= Eugène Bonnemère =

French historian and writer (1813–1893)

Joseph-Eugène Bonnemère (21 February 1813, Saumur – 1 November 1893, Louerre) was a French historian and writer.

The grandson of Joseph Toussaint Bonnemère (1746–1794), the mayor of Saumur, Bonnemère began his literary career, in 1841, through theater plays, but he earned a reputation chiefly owing to a series of historical publications.

Bonnemère collaborated to the Revue de Paris and La Démocratie Pacifique. From 1858 onward, he sent letters on economy to the Messager Russe in Moscow as well.

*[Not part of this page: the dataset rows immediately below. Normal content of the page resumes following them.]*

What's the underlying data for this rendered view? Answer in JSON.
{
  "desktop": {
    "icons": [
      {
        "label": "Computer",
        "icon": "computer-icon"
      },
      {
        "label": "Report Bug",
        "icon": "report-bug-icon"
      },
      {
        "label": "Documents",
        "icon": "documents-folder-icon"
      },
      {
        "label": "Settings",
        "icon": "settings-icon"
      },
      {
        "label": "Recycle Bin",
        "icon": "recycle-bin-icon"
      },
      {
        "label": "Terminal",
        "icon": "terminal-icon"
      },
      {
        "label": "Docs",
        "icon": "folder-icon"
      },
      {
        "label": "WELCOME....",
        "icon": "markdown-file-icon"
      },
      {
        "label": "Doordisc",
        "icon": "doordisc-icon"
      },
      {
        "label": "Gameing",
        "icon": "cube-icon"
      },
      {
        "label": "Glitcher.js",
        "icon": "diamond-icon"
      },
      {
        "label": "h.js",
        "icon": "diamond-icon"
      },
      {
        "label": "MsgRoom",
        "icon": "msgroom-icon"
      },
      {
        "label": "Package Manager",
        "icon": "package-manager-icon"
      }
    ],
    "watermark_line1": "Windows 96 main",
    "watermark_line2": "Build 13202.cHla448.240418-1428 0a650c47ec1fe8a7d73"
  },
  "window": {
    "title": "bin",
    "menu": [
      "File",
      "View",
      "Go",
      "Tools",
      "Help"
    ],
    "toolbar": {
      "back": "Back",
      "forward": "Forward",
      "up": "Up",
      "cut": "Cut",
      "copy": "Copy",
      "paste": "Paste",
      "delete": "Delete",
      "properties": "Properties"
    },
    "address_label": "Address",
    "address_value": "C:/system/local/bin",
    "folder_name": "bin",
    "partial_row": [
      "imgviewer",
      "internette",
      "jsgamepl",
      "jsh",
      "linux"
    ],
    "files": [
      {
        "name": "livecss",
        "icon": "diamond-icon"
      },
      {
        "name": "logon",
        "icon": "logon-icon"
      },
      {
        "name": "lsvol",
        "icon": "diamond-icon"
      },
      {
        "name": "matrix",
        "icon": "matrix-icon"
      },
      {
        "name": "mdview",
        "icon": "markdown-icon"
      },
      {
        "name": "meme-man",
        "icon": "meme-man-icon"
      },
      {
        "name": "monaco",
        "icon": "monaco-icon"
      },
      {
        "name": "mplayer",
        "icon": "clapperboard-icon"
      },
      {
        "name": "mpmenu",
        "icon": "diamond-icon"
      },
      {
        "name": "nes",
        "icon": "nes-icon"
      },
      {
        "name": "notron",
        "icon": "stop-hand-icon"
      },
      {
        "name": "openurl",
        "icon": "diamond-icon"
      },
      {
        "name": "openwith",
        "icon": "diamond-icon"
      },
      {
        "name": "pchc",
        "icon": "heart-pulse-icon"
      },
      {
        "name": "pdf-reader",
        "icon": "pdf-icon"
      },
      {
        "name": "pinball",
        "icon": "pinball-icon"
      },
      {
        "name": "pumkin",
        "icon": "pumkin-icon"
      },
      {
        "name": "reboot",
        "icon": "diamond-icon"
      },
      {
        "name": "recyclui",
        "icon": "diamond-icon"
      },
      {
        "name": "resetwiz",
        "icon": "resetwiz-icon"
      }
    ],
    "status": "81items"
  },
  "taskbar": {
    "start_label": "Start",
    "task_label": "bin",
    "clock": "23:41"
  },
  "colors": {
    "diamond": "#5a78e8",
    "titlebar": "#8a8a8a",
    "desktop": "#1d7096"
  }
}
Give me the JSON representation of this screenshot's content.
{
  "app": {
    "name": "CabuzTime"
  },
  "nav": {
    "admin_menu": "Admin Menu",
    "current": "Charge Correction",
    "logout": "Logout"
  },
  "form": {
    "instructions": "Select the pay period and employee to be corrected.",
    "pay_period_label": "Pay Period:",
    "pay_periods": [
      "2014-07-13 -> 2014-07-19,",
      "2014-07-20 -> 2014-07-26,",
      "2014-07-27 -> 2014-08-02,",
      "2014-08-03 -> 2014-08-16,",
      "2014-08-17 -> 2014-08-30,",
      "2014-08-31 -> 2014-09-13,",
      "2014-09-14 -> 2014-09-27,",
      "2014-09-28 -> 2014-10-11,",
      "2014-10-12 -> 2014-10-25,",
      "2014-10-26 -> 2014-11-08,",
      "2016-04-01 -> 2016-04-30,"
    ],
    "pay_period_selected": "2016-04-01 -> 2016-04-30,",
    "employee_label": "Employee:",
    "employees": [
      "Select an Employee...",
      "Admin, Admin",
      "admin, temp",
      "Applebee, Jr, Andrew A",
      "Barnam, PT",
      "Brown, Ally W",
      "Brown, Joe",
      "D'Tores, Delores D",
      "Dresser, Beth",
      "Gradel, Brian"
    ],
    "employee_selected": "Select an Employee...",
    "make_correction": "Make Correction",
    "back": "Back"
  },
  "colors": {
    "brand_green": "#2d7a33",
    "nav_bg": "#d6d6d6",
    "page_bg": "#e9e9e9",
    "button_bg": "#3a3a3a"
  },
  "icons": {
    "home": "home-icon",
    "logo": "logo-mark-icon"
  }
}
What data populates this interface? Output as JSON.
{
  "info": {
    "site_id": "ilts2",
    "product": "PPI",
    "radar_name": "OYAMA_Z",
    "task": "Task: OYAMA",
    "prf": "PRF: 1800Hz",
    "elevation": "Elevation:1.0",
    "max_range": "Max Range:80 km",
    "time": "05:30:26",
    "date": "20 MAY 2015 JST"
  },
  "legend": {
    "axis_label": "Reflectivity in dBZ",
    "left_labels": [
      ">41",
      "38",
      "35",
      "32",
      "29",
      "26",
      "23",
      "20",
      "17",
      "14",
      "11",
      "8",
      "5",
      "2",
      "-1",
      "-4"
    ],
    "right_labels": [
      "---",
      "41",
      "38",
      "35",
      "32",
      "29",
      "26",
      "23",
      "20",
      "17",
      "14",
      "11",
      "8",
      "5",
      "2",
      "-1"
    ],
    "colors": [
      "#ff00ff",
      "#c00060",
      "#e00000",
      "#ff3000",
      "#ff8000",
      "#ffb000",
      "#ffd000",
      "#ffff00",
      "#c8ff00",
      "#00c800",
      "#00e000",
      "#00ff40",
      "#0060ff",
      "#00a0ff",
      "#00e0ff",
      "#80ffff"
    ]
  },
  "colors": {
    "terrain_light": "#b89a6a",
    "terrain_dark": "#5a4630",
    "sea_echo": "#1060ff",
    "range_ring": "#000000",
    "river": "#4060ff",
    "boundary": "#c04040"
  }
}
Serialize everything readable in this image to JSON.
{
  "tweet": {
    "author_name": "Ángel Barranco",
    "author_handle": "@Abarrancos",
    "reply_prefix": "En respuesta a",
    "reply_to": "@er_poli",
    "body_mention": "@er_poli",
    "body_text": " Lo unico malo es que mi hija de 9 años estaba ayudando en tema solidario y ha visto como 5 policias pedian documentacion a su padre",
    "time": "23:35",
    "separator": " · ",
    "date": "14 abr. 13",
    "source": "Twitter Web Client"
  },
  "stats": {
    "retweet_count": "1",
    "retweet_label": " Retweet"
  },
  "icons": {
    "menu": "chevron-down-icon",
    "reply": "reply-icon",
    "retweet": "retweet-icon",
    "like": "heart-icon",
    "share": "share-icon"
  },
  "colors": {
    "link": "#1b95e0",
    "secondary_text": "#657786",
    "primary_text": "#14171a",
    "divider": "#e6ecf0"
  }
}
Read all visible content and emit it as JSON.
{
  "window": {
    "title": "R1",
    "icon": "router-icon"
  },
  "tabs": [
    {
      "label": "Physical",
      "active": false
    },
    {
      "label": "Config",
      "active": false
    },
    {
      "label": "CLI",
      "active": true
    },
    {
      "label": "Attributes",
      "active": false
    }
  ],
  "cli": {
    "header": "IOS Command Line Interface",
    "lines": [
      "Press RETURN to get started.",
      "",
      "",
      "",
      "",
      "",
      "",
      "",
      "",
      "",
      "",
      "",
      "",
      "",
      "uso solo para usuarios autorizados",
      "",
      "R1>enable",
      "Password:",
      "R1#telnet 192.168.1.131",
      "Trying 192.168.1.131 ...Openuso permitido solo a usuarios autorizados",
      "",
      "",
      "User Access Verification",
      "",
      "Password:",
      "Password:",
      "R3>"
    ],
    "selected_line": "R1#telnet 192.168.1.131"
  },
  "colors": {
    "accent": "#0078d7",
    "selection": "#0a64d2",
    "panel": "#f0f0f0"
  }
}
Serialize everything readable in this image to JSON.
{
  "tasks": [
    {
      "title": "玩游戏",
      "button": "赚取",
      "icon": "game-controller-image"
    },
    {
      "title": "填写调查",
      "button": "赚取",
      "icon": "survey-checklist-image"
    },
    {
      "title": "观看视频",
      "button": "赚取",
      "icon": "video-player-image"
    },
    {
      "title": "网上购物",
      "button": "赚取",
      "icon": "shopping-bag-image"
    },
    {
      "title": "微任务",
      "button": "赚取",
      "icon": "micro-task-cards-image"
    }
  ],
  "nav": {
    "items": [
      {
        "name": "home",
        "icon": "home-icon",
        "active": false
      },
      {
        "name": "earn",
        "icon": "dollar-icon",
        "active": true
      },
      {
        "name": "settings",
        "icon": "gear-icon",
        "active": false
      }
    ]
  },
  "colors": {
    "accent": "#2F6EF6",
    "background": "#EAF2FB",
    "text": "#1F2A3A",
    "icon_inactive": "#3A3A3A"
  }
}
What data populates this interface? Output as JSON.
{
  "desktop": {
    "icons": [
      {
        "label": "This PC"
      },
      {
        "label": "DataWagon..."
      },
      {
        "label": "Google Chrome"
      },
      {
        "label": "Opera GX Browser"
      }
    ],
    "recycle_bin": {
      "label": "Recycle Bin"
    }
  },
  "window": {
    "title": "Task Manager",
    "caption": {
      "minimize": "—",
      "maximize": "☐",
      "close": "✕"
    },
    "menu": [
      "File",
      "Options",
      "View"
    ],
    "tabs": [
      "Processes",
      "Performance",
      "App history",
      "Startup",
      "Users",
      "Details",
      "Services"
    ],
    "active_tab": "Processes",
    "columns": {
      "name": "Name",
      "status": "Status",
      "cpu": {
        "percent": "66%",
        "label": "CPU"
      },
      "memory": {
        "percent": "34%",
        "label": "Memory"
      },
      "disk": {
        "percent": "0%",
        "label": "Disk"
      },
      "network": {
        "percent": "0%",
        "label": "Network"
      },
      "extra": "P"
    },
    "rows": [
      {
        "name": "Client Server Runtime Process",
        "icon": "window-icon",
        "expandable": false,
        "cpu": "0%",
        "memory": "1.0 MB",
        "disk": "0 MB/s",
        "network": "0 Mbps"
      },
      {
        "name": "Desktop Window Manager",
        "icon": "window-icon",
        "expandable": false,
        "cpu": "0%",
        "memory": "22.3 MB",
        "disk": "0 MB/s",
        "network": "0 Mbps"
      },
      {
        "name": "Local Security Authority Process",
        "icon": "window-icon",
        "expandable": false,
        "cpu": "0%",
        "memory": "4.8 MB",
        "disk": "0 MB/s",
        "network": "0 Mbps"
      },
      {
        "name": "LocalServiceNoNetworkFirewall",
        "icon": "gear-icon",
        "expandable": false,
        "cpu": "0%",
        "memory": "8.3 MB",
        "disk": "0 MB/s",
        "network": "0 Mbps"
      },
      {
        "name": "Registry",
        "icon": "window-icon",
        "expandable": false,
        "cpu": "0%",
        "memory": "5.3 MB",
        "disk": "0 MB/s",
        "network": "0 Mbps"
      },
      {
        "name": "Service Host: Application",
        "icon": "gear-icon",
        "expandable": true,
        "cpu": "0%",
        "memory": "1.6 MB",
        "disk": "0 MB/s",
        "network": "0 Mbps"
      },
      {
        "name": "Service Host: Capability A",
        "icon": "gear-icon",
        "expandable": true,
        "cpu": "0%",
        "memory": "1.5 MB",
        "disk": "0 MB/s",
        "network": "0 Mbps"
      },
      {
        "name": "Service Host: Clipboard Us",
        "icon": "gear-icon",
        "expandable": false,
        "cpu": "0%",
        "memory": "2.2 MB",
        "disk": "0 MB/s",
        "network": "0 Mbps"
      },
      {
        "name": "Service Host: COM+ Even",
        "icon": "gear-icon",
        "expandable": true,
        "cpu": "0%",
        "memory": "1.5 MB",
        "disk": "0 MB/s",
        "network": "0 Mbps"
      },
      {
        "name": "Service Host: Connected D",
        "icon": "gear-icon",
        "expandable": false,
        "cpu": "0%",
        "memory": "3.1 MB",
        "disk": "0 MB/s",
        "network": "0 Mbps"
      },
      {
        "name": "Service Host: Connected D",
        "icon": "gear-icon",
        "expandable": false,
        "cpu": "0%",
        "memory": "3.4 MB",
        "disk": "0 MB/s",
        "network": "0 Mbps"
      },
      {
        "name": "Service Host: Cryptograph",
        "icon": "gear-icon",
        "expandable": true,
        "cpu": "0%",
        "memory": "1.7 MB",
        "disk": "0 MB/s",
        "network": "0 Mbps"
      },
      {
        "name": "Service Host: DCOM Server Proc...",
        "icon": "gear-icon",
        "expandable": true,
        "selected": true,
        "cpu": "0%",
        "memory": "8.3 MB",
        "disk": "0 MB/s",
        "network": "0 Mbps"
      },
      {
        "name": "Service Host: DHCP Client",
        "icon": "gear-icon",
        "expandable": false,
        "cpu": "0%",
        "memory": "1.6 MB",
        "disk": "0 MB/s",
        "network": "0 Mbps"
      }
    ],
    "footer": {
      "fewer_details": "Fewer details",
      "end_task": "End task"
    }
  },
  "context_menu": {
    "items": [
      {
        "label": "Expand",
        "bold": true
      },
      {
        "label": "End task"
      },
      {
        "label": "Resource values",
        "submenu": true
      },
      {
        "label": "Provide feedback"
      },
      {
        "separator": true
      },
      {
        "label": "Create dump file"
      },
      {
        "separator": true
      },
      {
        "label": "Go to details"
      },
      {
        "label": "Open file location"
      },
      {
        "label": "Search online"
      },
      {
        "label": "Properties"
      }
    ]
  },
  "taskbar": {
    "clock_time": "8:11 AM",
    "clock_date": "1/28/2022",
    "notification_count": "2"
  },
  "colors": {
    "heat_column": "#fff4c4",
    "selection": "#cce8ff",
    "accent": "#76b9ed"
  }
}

He was the president of the Société Parisienne des Études Spirites. He was the father of Lionel Bonnemère (1843–1905).

== Publications ==
- Paysans au dix-neuvième siècle, Nantes, 1845;
- Histoire de l'association agricole, Nantes, 1849;
- Histoire des Paysans, 1856;
- La Vendée, en 1793, 1866;
- Le Roman de l'Avenir, 1867;
- La France sons Louis XIV;
- Louis Hubert, curé vendéen, 1868;
- Histoire des Camisards, 1869;
- Études historiques saumuroises, 1869;
- Les Paysans avant 1789, 1872;
- Histoire de la Jacquerie, 1874;
- Histoire populaire de la France, 3 vols., 1874–79;
- L'Âme et ses manifestations à travers l'histoire, 1881;
- Histoire de quatre paysans, 1881;
- La Prise de la Bastille, 1881;
- Les Guerres de la Vendée, 1884;
- Hier et aujourd'hui, 1886;
- Histoire des guerres de religion, XVI^{e} siècle, 1886.

== Sources ==
- Angelo De Gubernatis, Dictionnaire international des écrivains du jour, vol. 1, Florence, Louis Niccolai, 1891, p. 365.